Gladioli – the plural of Gladiolus – could almost be considered a heritage plant. They have been around in this area since the time of the early settlers. They are wonderful, easy to grow, beautiful annuals that make amazing cut flowers in a breathtaking array of colours. Glads are started from root corms – sometimes people mistakenly call them bulbs – in the spring. They can be started either from wintered over corms or corms purchased in the spring. This blog will discuss how to get them going & growing in the spring – here is how some of our staff, Bonnie & Lucy do it.

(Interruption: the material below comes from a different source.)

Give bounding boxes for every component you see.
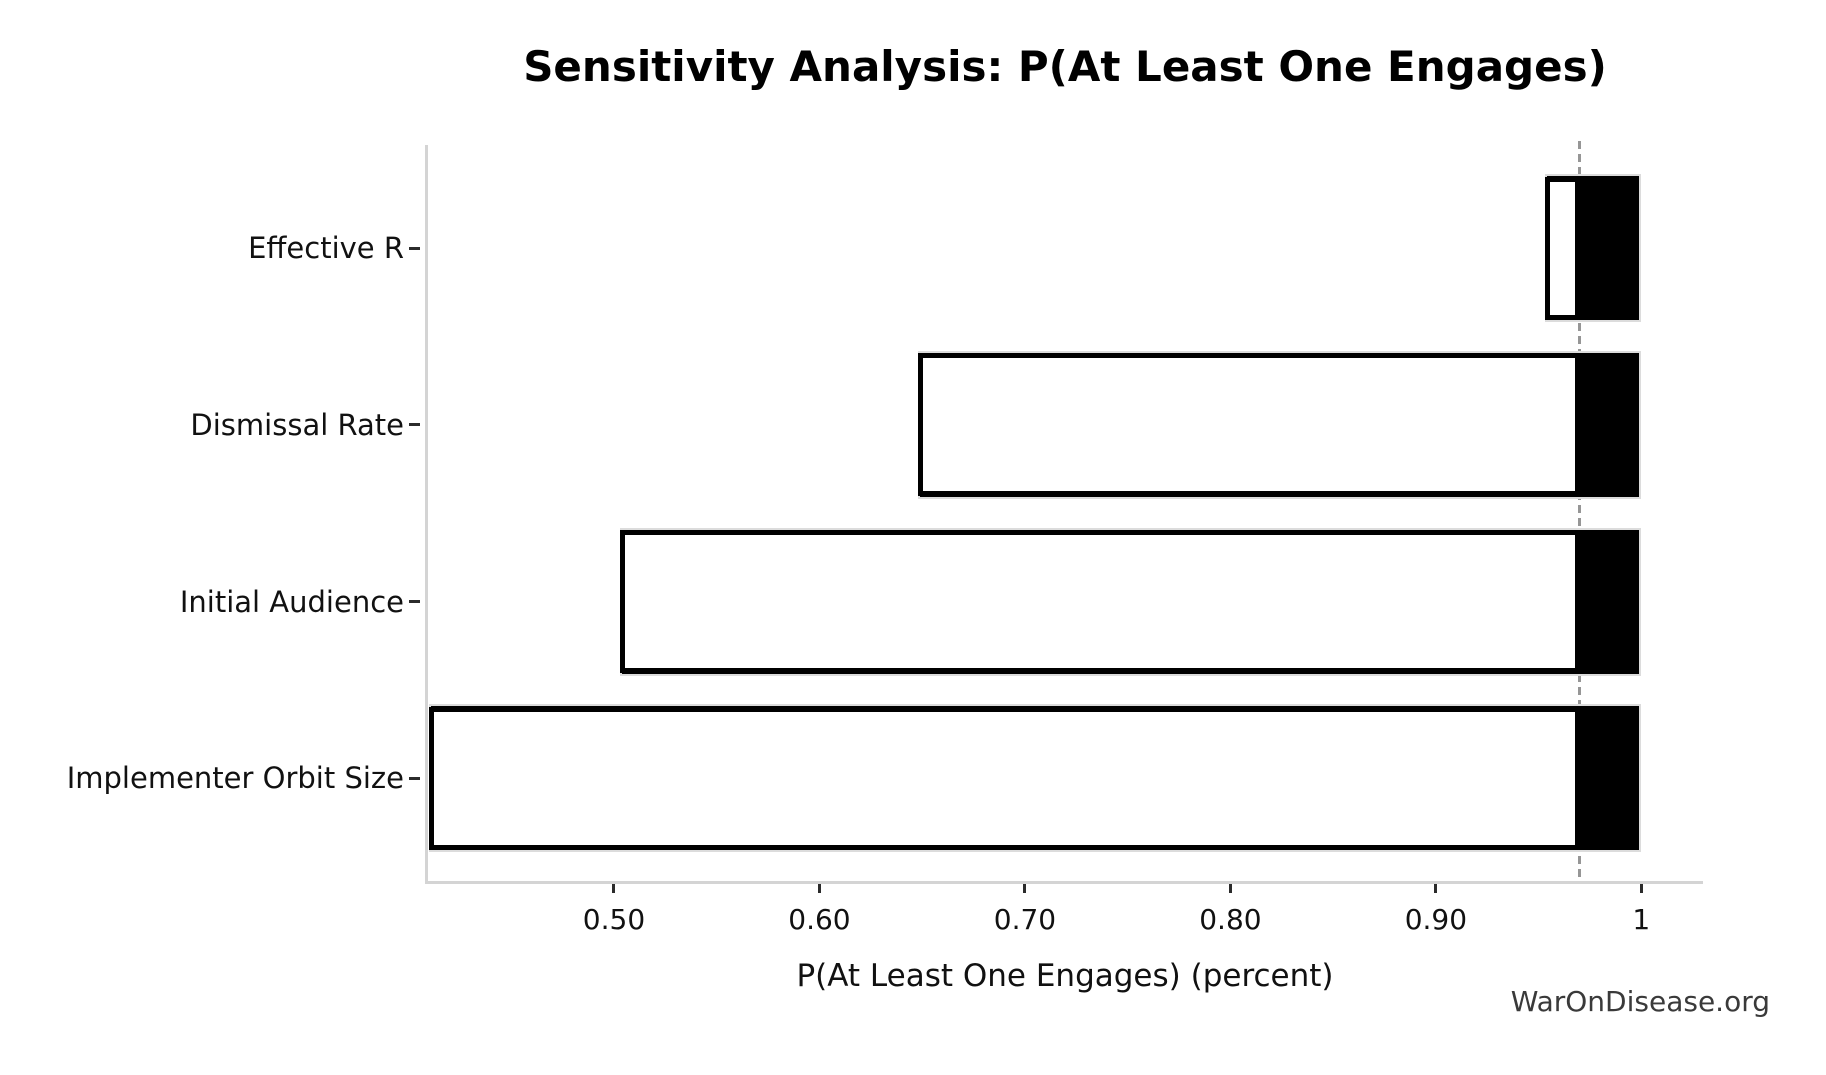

Bonnie & Lucy begin soaking the Gladiola corms at the very beginning of May. First, they peel back the dried material off of the corms like an onion or garlic. Bonnie takes them right back to the colored flesh, but Lucy leaves a little of the brown peel on them – both methods work for them. Then they place the corms in glass pie plates, square glass baking dishes, or metal washing tubs right side up and add about 1½” of water to the bottom of the container. They continue to maintain that water depth over the next few weeks until the corms begin to form roots. The roots actually lift the corms up out of the water. Bonnie plants them at this stage, while Lucy prefers to wait until she sees nodules or a tiny green stalk starting.
By this time it’s garden planting time, close to May 20 and it’s also time to plant the gladioli. Plant the corms deeply – anywhere from 4-6 inches deep. No fertilizer is necessary. If your garden gets a lot of wind, stake the Glads so they stay upright.
Cut them when the first blossom is beginning to open at the base of the stalk and place them in clear, fresh water. The rest of the blooms will open in succession over the next week or so.
If you haven’t ever tried Gladiolas, consider giving them a go. You won’t be disappointed.